Biological Clock May Influence Obesity and Diabetes
By: Almas Eftekhari
Most organisms have an internal cycle, known as a circadian clock, which regulates important biological processes at the appropriate points throughout a 24-hour period. Circadian rhythms are driven by a set of clock “machinery” proteins that are present in every cell type, influencing sleep-wake cycles, body temperature, hormone levels, and numerous other important functions. The circadian clock can be modified to adjust to changes in the environment, by cues such as light or darkness.

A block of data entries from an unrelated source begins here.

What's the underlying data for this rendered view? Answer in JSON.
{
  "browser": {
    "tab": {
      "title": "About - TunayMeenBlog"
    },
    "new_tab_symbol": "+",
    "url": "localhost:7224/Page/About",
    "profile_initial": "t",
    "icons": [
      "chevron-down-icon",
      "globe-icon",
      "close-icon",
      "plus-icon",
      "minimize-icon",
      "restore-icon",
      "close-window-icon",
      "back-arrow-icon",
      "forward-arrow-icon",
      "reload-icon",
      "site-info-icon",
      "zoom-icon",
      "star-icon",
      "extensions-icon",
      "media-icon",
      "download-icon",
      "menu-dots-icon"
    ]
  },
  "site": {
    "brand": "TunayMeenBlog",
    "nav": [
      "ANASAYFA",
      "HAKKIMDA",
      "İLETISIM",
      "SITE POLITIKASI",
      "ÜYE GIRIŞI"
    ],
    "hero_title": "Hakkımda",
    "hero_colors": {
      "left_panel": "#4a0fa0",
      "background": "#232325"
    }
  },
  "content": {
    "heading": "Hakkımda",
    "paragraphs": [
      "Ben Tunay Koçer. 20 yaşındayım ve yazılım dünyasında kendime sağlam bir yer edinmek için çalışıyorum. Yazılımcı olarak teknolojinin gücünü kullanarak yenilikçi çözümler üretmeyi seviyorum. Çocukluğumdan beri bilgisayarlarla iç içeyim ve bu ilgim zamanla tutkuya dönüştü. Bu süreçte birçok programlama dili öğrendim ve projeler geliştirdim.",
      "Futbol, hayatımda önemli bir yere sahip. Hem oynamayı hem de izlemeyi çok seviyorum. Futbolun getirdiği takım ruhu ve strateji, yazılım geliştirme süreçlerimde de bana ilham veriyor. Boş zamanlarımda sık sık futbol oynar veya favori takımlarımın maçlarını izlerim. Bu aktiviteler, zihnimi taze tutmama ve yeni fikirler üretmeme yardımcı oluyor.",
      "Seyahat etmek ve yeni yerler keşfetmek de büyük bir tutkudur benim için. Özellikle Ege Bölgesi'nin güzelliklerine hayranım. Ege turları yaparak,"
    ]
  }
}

Disruptions in circadian rhythms, resulting from activities such as shift work or frequent jet lag, have been linked to various health risks, including sleep disorders, hormone imbalances, and even cancer progression. Circadian rhythms also play a critical role in the pathways that regulate energy and metabolism, and growing evidence suggests that circadian disruptions can also contribute to obesity and type 2 diabetes.
“Obesity and the resultant type 2 diabetes have become an epidemic in our modern society, and our lifestyle of frequent circadian clock alteration may contribute greatly to this problem,” said Ke Ma, MD, PhD, from the Methodist Hospital Research Institute in Houston, TX.

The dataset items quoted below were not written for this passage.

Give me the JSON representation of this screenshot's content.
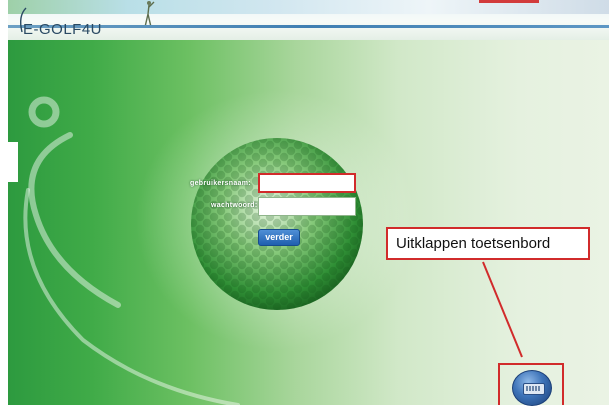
{
  "header": {
    "logo_text": "E-GOLF4U",
    "logo_icon": "golf-swoosh-logo-icon"
  },
  "login": {
    "username_label": "gebruikersnaam:",
    "username_value": "",
    "password_label": "wachtwoord:",
    "password_value": "",
    "submit_label": "verder"
  },
  "annotation": {
    "callout_text": "Uitklappen toetsenbord",
    "highlight_color": "#d12b2b"
  },
  "keyboard_button": {
    "icon": "keyboard-icon"
  },
  "colors": {
    "background_green": "#40ab48",
    "button_blue": "#1f5fae"
  }
}
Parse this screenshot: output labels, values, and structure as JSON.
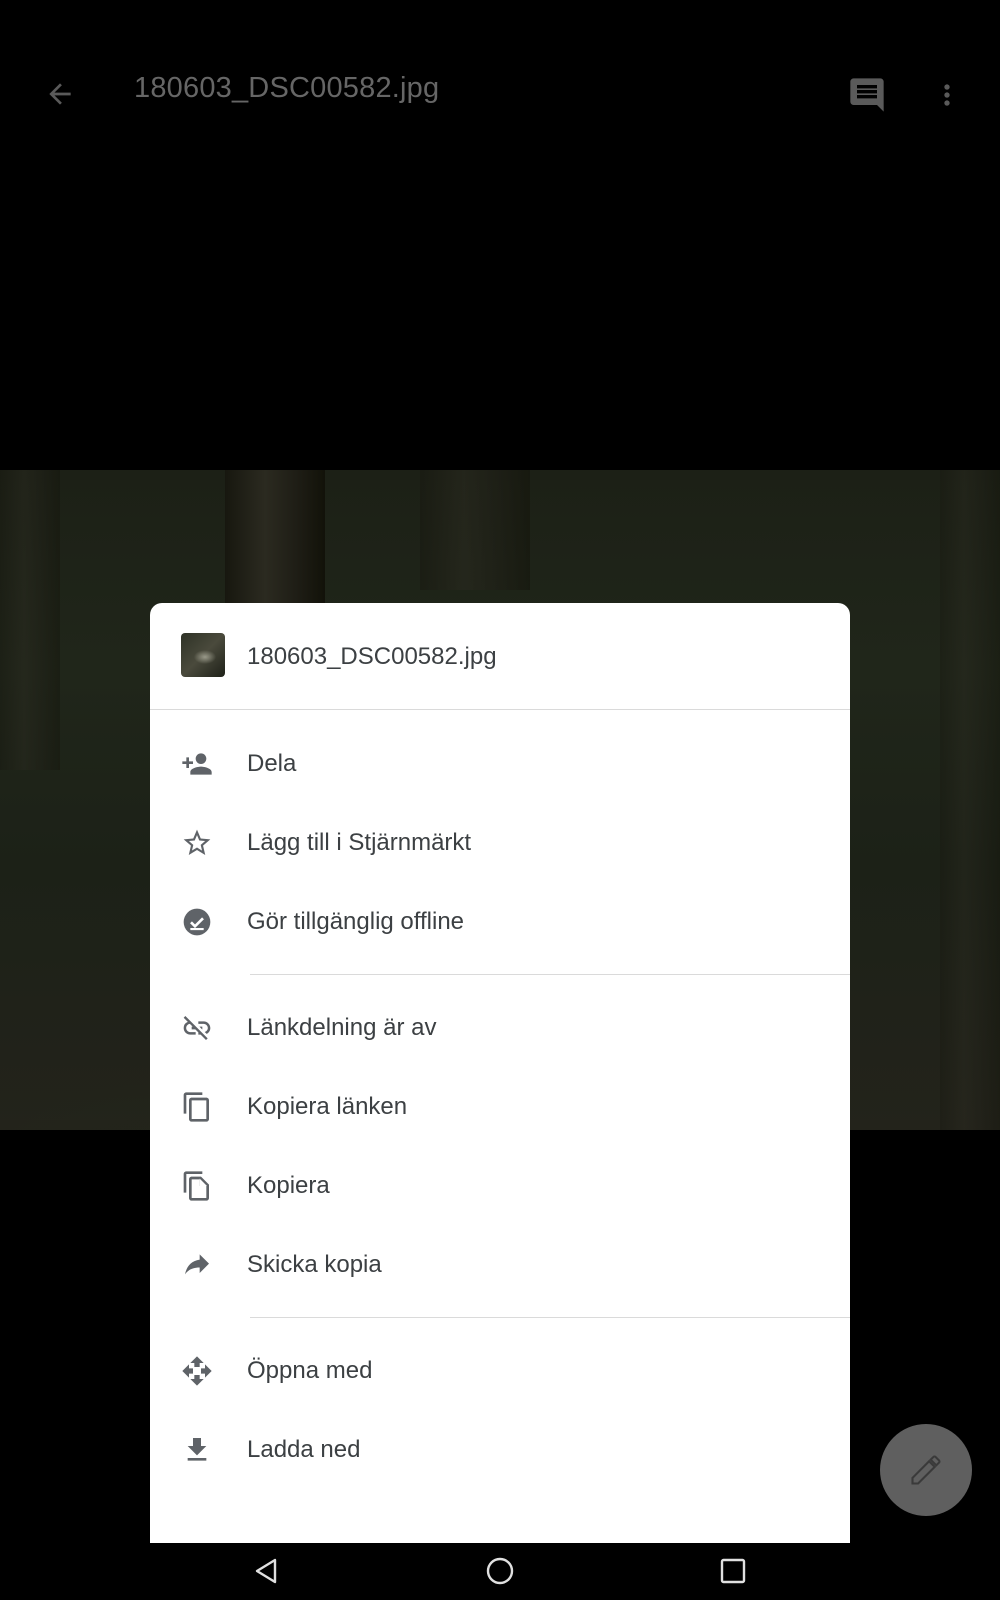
{
  "topbar": {
    "title": "180603_DSC00582.jpg",
    "back_icon": "arrow-back-icon",
    "comment_icon": "comment-icon",
    "more_icon": "more-vert-icon"
  },
  "sheet": {
    "file_name": "180603_DSC00582.jpg",
    "groups": [
      [
        {
          "label": "Dela",
          "icon": "person-add-icon"
        },
        {
          "label": "Lägg till i Stjärnmärkt",
          "icon": "star-outline-icon"
        },
        {
          "label": "Gör tillgänglig offline",
          "icon": "offline-check-icon"
        }
      ],
      [
        {
          "label": "Länkdelning är av",
          "icon": "link-off-icon"
        },
        {
          "label": "Kopiera länken",
          "icon": "copy-icon"
        },
        {
          "label": "Kopiera",
          "icon": "file-copy-icon"
        },
        {
          "label": "Skicka kopia",
          "icon": "forward-icon"
        }
      ],
      [
        {
          "label": "Öppna med",
          "icon": "open-with-icon"
        },
        {
          "label": "Ladda ned",
          "icon": "download-icon"
        }
      ]
    ]
  },
  "fab": {
    "icon": "edit-pencil-icon"
  },
  "navbar": {
    "back_icon": "nav-back-icon",
    "home_icon": "nav-home-icon",
    "recents_icon": "nav-recents-icon"
  },
  "colors": {
    "background": "#000000",
    "sheet": "#ffffff",
    "text": "#3c4043",
    "icon": "#5f6368",
    "fab": "#5f5f5f",
    "topbar_text": "#666666"
  }
}
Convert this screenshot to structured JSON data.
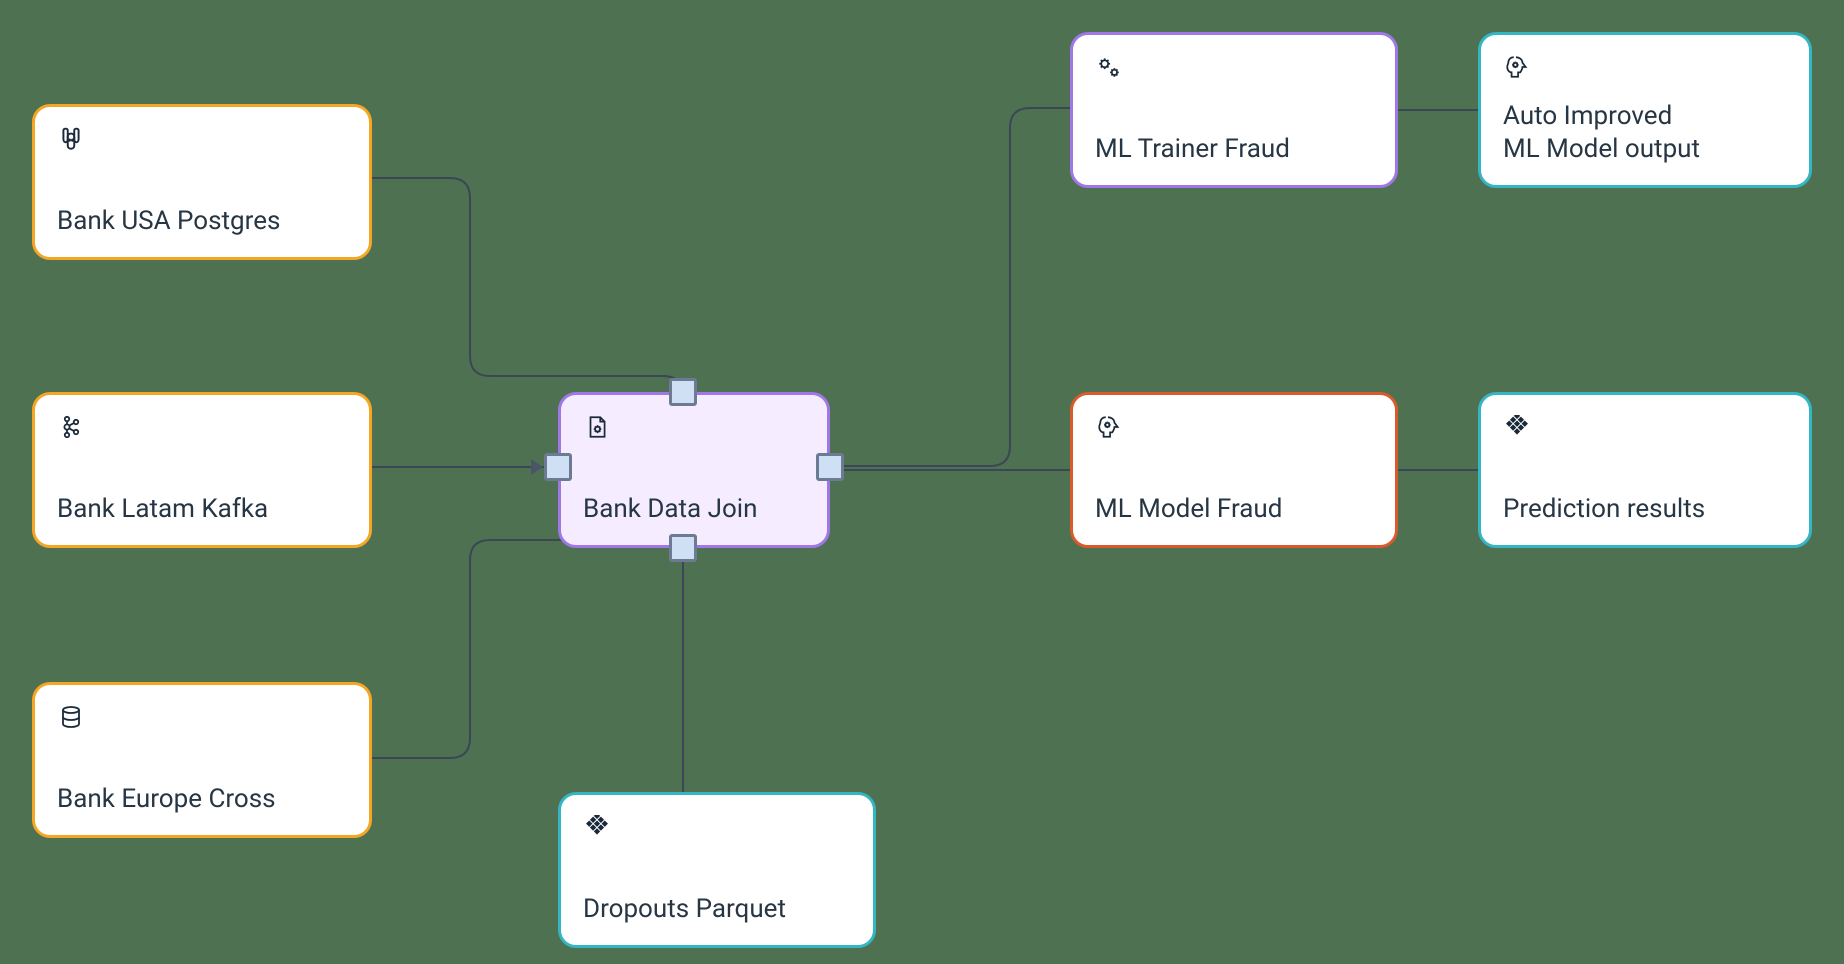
{
  "colors": {
    "orange": "#f5a623",
    "purple": "#a077e6",
    "teal": "#34b6c4",
    "red": "#d95a2b",
    "handle_fill": "#cfe0f5",
    "handle_border": "#6c7a93",
    "edge": "#3b4656",
    "bg": "#4e7152",
    "selected_fill": "#f5edff"
  },
  "nodes": {
    "bank_usa_postgres": {
      "label": "Bank USA Postgres",
      "icon": "postgres-icon"
    },
    "bank_latam_kafka": {
      "label": "Bank Latam Kafka",
      "icon": "kafka-icon"
    },
    "bank_europe_cross": {
      "label": "Bank Europe Cross",
      "icon": "database-icon"
    },
    "bank_data_join": {
      "label": "Bank Data Join",
      "icon": "page-gear-icon"
    },
    "dropouts_parquet": {
      "label": "Dropouts Parquet",
      "icon": "parquet-icon"
    },
    "ml_trainer_fraud": {
      "label": "ML Trainer Fraud",
      "icon": "gears-icon"
    },
    "ml_model_fraud": {
      "label": "ML Model Fraud",
      "icon": "brain-gear-icon"
    },
    "auto_improved_output": {
      "label_line1": "Auto Improved",
      "label_line2": "ML Model output",
      "icon": "brain-gear-icon"
    },
    "prediction_results": {
      "label": "Prediction results",
      "icon": "parquet-icon"
    }
  }
}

Dr. Ma is exploring the relationship between metabolism and circadian rhythms, and she has recently discovered a novel mechanism that could be involved in a circadian disruption-induced development of obesity. In her presentation at the Association’s 73rd Scientific Sessions, Dr. Ma described a previously unknown role of circadian rhythms in the early stages of brown fat cell development.
Brown fat is the “good” type of fat, densely populated with mitochondria, which are structures inside the cell that burn energy to generate heat and maintain body temperature. Studies suggest that individuals with more brown fat tend to have lower BMI and may be protected against weight gain. Dr. Ma has discovered that a gene that helps activate the clock rhythm, called Bmal1, prevents the formation of brown fat.

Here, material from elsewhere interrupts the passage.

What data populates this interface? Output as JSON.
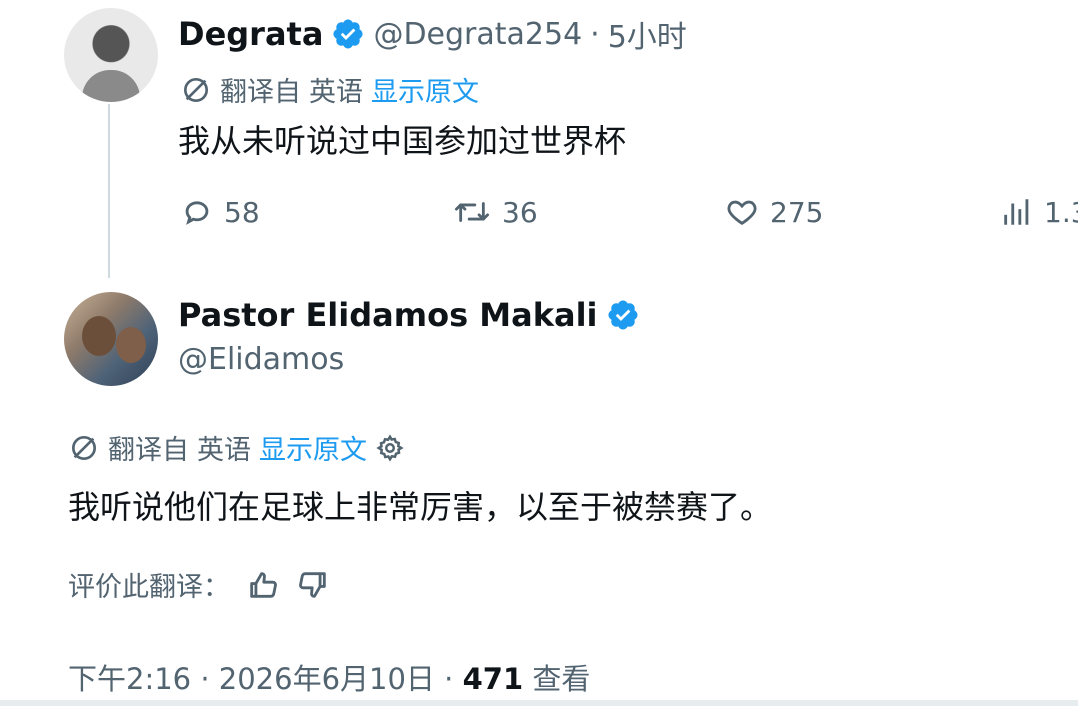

When Dr. Ma blocked the Bmal1 gene in mice, they developed greater amounts of brown fat tissue and showed significantly increased energy expenditure and cold tolerance. They also had improved thermogenic capacity, meaning that they were more metabolically active and burned more energy than control mice. On the other hand, mice overexpressing the Bmal1 gene had significantly less brown fat and had lower metabolic activity.
“Our research may help to find specific ways to manipulate the biological clock to combat obesity and thus to prevent the development of diabetes,” said Dr. Ma.
Dr. Ma presented her results on June 22, 2013 at the 73rd American Diabetes Association Scientific Sessions in Chicago, IL.